Part One: Listen, Listen, Listen
Part Two: What To Read
Part Three: A Web of Language
Part Four: {this post}


Gouin talked about the importance of making our first and primary instruction in the foreign language we have chosen aural instruction: the ear, he said, is the primary organ of language learning, not the eye; our children should hear new words before they see them. The same is true for adult students of languages: training the ear is key to success.
How is it, then, that so many people pronounce so badly the foreign languages that they have begun to learn at school? We believe we have found the true answer to the enigma. The first great cause of a bad accent is reading — reading undertaken at the wrong time, too soon. The second cause is reading degenerating into a bad habit; and the third cause still seems to us to be reading. Let us explain.
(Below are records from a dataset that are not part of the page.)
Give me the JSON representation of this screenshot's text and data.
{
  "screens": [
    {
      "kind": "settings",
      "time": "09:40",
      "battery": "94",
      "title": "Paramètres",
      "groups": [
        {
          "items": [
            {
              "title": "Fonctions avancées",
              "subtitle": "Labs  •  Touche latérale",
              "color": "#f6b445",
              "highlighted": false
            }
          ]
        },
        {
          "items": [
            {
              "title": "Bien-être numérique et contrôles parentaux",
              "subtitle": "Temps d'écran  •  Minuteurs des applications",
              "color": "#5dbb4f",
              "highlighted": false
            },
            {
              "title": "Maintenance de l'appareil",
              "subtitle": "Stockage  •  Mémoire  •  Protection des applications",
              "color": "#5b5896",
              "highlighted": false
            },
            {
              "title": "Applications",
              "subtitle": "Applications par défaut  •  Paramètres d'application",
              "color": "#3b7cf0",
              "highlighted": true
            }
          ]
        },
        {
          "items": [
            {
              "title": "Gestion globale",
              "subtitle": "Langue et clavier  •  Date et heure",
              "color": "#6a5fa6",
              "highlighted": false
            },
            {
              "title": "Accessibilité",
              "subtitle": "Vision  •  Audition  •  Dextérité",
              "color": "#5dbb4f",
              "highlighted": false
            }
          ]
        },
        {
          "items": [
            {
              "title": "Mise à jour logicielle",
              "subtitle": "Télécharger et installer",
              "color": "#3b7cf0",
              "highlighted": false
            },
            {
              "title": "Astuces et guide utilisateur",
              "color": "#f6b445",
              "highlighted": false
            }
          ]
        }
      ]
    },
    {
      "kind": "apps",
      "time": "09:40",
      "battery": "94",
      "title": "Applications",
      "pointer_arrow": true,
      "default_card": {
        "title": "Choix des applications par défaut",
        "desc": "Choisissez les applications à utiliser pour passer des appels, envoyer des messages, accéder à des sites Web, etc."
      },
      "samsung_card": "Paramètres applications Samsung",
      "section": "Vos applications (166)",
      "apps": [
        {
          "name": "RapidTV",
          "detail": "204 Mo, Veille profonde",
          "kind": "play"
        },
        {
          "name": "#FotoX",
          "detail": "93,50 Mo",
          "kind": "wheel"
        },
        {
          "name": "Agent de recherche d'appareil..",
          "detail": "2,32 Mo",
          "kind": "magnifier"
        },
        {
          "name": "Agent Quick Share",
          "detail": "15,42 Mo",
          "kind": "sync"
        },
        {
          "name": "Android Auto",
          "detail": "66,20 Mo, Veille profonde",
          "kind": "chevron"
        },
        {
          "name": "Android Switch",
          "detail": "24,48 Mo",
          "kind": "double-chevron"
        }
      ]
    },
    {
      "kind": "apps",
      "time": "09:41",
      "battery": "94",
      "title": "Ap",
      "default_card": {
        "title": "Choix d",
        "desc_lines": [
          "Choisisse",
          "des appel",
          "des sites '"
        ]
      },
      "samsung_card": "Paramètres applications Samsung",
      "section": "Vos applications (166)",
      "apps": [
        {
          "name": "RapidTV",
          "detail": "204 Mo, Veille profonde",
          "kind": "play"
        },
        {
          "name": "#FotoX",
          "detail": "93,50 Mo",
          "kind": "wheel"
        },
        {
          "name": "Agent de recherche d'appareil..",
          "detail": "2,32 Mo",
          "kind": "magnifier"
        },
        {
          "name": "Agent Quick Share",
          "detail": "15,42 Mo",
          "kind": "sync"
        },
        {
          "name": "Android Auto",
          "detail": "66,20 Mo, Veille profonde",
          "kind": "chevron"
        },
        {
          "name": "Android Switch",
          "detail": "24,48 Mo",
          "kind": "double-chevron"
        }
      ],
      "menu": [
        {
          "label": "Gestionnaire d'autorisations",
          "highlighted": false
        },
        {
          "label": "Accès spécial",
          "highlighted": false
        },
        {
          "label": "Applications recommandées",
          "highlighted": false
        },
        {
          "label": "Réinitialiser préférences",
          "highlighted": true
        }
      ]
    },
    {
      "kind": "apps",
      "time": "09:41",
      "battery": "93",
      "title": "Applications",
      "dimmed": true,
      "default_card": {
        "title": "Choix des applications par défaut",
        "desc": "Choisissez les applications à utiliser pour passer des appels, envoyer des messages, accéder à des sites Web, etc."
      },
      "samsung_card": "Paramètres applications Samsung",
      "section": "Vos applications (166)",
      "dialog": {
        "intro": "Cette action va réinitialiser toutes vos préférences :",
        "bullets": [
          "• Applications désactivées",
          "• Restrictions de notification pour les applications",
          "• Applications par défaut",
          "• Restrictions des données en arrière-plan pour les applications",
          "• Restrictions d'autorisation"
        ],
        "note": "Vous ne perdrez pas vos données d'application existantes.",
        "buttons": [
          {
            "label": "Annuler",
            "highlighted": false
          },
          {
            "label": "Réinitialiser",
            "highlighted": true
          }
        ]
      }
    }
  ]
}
-Francois Gouin, The Art of Teaching and Studying Languages
Gouin then goes on to explore the three ways that premature and incorrect use of printed materials damage the student’s accent. First, if the student sees the word before he hears it, he will attempt to pronounce it using the phonetic rules he is already familiar with, and of course the pronunciation rules of English applied to French (or any other language) yield terrible results. If this continues uncorrected, the student runs into the second hazard: his reading builds bad habits of pronunciation that become ingrained. In addition, Gouin discusses the way that focusing on written lessons first accustoms the student to translate in his head first, and only speak afterwards, which slows both the recognition and production of sounds and greatly impedes the journey to native-like fluency. The solution he offers is to focus on aural language first: the student should learn with their ears before anything else.